Sembravano cabine, delimitate da reti, dove una volta forse erano alloggiate strumentazioni industriali; sul fondo della sala, un’altissima e stretta vetrata ci mostrava già il tramonto.
Avendo lasciato l’imbarazzo insieme alla giacca a vento, la spinsi dolcemente contro la rete, leccai il collo fino alle labbra e la baciai ancora; con una mano cercai il suo immenso seno, mentre appoggiavo la mia fighetta bagnata a cavallo della sua coscia.

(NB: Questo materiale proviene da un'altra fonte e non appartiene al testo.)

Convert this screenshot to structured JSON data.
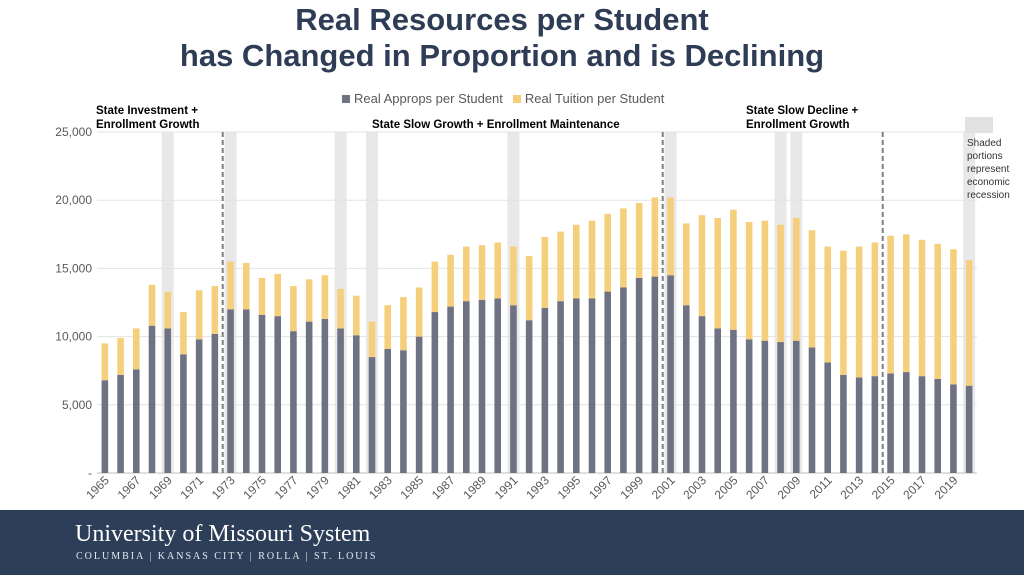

Lei inarcò la schiena e mi infilò le dita dentro, schiacciandomi le chiappe da dietro, mentre tu, in ginocchio, le avevi già aperto le gambe e le succhiavi avidamente il clitoride, lasciando che i suoi umori ti bagnassero tutta la barba.
Gemevamo entrambe, avvinghiate l’una all’altra; tu, ora in piedi davanti a noi, ti godevi lo spettacolo mentre preparavi il tuo cazzo.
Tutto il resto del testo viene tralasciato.